Foi com um dos grandes mestres do ensino do basquetebol, o Professor Hermínio Barreto, que no longínquo ano de 2000 aprendi, que na fase de iniciação do jogo, deveríamos dar espaço ao conceito de proteção ao portador da bola.
Ainda me lembro da metáfora que o saudoso professor utilizou para explicar a proteção ao portador da bola. Se nós queremos que uma criança ou um jovem comece a interessar-se e a entusiasmar-se pela pesca, devemos levá-lo a um lugar onde a probabilidade de apanhar um peixe seja elevada.
De outra forma, se a criança estiver a tarde inteira sem apanhar um peixe, nem sentir o peixe picar o isco, certamente não vai querer voltar. Desta metáfora, não podemos nem devemos concluir, que as crianças não têm também que saber lidar com o insucesso. Saber lidar com as adversidades é um ato de inteligência. Encontrar o equilíbrio é uma boa forma de aprendizagem, que é certamente o mais importante para quem ensina e que está a aprender o que quer que seja.
Que fique claro que estamos a falar apenas da fase de iniciação, da fase em que a criança ainda dificilmente domina o que é essencial para poder jogar. Contudo, uma vez mais, uma coisa é o que o professor disse e a outra é como foi interpretada. Quando para interpretar o pensamento do professor de uma forma simplificada dizemos a uma criança não podes roubar a bola, erro que também cometi, mas rapidamente compreendi, que a comunicação sobre a proteção ao portador da bola não poderia ser essa. Essa forma de comunicação pode tornar os defensores passivos, algo que é errado.
O que eu passei a dizer para o defensor foi, tens de impedir que o atacante, que estás a defender, passe por ti e vá para o cesto, passe a bola ou lance ao cesto, mas não podes arrancar a bola das suas mãos. Com estas indicações a criança aprende muito mais sobre a forma de defender, do que simplesmente poder tirar a bola a quem ainda tem poucos fundamentos.
Pego na metáfora do professor para narrar uma situação que presenciei no exercício das minhas funções como diretor técnico nacional do minibásquete. Para não susceptibilizar ninguém, não vou mencionar nem o local nem os clubes envolvidos. Há muitos anos fui convidado por uma associação para ir assistir a uma concentração de minibásquete destinada a Mini-12.
Num determinado jogo, de um lado estava um clube referência, com largas tradições no minibásquete com uma equipa com praticantes já com diversos anos e do outro lado estava uma equipa duma escola, que pela primeira vez estava a participar numa atividade de minibásquete. Escusado será dizer que o jogo se limitava a ser uma criança a tentar meter a bola em campo e outra a roubar a bola e a lançar ao cesto. Durante largos períodos do jogo só aqueles dois tocavam na bola e nas raras vezes que o jogador da equipa da escola conseguia meter a bola em campo, logo um dos adversários roubava-lhe de imediato a bola.

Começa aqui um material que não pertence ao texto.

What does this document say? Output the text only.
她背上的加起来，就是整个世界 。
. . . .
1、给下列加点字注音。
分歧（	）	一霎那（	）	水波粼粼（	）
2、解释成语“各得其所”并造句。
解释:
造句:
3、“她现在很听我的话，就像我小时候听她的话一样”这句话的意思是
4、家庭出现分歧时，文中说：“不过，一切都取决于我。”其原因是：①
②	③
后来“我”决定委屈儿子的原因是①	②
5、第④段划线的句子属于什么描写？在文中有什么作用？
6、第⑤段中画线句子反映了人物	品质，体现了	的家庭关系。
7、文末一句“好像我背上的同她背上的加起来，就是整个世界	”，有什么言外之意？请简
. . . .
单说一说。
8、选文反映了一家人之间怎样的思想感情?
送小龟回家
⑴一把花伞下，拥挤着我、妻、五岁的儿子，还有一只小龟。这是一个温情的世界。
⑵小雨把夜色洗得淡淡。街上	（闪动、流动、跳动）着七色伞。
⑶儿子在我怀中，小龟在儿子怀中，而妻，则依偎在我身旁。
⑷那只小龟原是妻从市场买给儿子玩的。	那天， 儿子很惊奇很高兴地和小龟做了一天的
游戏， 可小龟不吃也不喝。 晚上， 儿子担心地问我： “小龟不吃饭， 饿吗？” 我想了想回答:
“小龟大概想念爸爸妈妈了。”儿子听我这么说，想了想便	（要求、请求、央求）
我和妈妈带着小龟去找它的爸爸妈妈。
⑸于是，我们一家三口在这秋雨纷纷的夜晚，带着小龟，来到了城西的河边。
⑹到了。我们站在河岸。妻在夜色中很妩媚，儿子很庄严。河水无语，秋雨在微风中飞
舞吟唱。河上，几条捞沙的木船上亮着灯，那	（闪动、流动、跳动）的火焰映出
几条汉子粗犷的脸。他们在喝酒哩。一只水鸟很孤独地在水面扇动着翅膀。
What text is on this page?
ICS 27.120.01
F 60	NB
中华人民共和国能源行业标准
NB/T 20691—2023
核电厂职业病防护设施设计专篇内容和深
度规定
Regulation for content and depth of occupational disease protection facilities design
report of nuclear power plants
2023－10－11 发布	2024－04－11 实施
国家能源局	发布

A estória tem mais particularidades que nos deviam fazer refletir, mas para não me alongar vou dizer como, face àquele quadro profundamente constrangedor, agi. Perguntei aos dois treinadores se podia ser eu a arbitrar. Com a anuência de ambos os treinadores informei todos os participantes no jogo, que tinham que impedir que o adversário fosse para o cesto, tinham de conseguir interceptar passes e levantar as mãos, quando havia tentativas de lançar ao cesto. Face às novas regras a equipa da escola conseguiu algumas vezes chegar ao cesto contrário e conseguiu sem nunca ter marcado, por vezes, lançar ao cesto.
O jogo terminou mais de cem a zero e no final perguntei ao treinador da equipa mais forte em que situação é que os seus jogadores tinham aprendido mais do jogo.Na fase em que o jogo, no fundo não era jogo, os adversários nem conseguiam repor a bola, ou quando comecei a arbitrar o jogo. A resposta foi na segunda situação, mas que no quadro anterior teria ganho por muito mais e as crianças gostam de bater recordes. A minha resposta sim é verdade, mas nesse caso não me podes vir dizer que a tua principal preocupação é ensinar.
Eu bem sei que este é um caso extremo, mas com esta pequena estória só quero realçar que conceitos, como o roubo da bola em todas as circunstâncias e a todo o custo encarados como única forma de ensino do jogo e descontextualizados, podem levar a situações em que praticamente não existe aprendizagem para ambas as equipas. Já ouvi António Carrillo dizer: No minibasquete os treinadores devem ser responsáveis por todas as crianças em campo, as da sua equipa e as da equipa adversária. Se a memória não me falha, a equipa da escola deixou de participar nas atividades de mini.